By Jerry Augustin, Contributing Writer
Posted 1:40 AM EST, Sat., March 11, 2017

At the 2017 Conservative Political Action Committee, Kellyanne Conway, who serves as counselor to President Donald Trump, had some glowing remarks about the commander-in-chief, arguing that Trump “went right to the grassroots and brought you along.”

The notion that Trump worked from the ground up to gain favor with his supporters is objectively false. One of the biggest effects of the Trump campaign is that it exposed the “covert” agenda of the Republican Party: An agenda full of racism, homophobia, among other various -isms and phobias. When it came to the campaign that Trump ran, it wasn’t the policies that he proposed that energized his supporters, it was the rhetoric that he used that had them racing to the polls. The language that Trump used during the election cycle was nothing new; the language was a recycling of talking points used by conservatives. This time around, the coded language that he used was directed and broadcasted like never before.

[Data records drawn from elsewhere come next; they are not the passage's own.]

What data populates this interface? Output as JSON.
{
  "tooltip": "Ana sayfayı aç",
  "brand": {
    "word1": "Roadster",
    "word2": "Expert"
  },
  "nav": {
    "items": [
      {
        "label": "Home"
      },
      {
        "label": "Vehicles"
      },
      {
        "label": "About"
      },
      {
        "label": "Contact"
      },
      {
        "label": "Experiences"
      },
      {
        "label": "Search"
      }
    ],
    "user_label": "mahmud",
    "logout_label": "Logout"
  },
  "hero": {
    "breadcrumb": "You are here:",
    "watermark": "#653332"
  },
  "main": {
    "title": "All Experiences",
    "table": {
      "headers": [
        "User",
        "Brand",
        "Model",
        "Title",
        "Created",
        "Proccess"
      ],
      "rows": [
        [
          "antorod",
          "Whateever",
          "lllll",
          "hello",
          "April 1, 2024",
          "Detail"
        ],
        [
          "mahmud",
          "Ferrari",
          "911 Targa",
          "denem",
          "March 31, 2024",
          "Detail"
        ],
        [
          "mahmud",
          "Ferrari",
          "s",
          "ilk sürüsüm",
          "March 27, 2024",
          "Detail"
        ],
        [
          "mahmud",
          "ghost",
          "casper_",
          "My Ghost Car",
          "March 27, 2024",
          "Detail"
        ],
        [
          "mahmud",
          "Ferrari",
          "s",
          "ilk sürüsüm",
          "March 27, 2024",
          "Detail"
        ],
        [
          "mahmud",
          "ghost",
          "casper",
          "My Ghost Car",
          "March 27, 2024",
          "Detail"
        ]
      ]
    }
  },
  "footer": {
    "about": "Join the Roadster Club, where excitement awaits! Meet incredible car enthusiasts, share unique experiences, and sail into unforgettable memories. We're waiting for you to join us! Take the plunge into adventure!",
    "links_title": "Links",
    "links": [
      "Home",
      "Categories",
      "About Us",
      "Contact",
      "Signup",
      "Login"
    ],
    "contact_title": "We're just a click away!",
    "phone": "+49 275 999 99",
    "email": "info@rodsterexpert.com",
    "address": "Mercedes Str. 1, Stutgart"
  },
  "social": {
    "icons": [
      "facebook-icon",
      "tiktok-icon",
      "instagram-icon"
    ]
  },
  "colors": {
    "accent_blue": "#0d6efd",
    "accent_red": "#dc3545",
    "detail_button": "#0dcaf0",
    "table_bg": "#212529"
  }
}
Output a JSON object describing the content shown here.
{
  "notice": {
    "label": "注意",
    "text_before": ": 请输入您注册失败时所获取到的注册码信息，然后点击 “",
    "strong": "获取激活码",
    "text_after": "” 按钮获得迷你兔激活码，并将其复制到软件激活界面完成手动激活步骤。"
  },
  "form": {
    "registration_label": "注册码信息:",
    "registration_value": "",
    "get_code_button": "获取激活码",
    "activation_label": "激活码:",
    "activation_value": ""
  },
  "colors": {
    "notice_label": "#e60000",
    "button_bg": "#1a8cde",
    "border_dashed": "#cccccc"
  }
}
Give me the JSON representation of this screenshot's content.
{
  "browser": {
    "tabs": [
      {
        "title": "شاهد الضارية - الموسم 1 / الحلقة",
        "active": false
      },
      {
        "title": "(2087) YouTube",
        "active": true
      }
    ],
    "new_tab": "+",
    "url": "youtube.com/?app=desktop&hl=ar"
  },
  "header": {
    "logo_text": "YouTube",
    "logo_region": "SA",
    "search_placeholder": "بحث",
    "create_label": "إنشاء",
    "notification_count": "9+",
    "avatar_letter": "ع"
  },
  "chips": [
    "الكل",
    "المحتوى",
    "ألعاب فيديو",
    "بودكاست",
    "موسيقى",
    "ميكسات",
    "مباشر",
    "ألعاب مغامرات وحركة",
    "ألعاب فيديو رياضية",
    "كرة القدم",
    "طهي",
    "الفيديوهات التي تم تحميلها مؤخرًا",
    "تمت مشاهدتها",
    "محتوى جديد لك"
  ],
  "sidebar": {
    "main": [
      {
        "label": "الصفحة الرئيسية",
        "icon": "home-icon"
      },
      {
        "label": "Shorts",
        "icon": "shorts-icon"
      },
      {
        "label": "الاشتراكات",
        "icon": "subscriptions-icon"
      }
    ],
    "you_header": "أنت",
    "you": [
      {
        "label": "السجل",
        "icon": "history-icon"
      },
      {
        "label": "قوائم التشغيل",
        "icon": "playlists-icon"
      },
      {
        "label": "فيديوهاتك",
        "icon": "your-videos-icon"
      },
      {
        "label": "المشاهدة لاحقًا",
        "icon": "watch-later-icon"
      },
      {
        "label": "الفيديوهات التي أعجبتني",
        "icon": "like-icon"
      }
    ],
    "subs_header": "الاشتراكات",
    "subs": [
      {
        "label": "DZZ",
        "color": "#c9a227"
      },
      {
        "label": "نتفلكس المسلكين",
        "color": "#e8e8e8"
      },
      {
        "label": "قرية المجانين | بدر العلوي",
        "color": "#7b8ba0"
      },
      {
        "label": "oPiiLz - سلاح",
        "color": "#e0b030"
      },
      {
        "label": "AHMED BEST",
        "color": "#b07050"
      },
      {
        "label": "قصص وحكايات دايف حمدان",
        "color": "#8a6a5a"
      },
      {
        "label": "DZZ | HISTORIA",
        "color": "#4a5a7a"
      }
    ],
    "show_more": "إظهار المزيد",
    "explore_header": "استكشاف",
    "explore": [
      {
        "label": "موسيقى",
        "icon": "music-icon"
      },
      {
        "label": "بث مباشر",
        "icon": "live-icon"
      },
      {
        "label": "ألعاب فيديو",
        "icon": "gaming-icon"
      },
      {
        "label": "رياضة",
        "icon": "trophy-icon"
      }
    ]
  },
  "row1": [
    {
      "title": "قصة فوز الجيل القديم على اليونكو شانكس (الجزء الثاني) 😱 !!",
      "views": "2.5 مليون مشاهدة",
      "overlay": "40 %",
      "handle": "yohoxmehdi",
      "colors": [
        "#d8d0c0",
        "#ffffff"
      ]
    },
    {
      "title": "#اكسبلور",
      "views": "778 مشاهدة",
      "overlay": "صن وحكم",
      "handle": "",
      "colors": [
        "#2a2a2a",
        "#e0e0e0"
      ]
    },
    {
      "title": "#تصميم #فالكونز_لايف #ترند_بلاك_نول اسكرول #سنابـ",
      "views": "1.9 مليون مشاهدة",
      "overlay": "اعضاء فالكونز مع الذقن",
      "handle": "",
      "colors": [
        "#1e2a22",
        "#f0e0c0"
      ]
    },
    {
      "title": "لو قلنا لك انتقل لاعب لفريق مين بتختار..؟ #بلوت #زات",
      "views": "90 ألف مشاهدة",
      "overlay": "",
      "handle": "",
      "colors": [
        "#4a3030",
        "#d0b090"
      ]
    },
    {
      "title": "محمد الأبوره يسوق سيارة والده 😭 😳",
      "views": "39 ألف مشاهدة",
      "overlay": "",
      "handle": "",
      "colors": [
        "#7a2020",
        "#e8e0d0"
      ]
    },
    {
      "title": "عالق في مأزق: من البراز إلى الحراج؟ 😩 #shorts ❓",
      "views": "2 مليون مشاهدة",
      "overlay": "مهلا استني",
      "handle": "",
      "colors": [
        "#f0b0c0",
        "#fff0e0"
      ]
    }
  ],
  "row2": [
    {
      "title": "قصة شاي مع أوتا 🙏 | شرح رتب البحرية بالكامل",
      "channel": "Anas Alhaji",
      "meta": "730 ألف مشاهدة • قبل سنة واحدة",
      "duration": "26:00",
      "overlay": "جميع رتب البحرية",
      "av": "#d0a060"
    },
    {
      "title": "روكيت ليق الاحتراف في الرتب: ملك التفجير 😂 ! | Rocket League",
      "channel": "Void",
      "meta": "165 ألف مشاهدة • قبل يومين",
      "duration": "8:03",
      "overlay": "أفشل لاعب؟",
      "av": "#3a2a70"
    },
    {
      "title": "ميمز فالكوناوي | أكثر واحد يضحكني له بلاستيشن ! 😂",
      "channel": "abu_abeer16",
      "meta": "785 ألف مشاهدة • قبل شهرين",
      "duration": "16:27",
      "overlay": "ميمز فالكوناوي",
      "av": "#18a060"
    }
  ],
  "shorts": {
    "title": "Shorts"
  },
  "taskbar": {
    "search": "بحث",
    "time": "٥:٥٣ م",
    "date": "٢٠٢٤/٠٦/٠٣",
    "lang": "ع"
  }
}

Coded language is nothing new to the world of politics. Republican tactics revolve around the use of coded language. Whether it be the Southern Strategy or Ronald Reagan’s use of the term “welfare queens,” conservatives use speech that is designed to portray minority groups as a burden to American society and a problem that needs to be dealt with.

For example, during one of his speeches, Trump said, “When Mexico sends its people, they’re not sending their best…they’re sending people that have lots of problems, and they’re bringing those problems with us.” By painting Latinos as problematic, he plants the idea that those groups do more harm than good to the country, giving the average, white American the impression that they are the gold standard and that if an immigrant does not assimilate to American culture, they have no business coming to the States.

Trump’s “grassroots” campaign was, as Danielle Moodie-Mills said after the night of the election, “white supremacy’s last stand.” His use of Southern Strategy tactics riled up his supporters and allowed him to emerge victorious over Hillary Clinton. The polarizing rhetoric Trump used, and continues to use into his presidency, has an effect on all different facets of American society.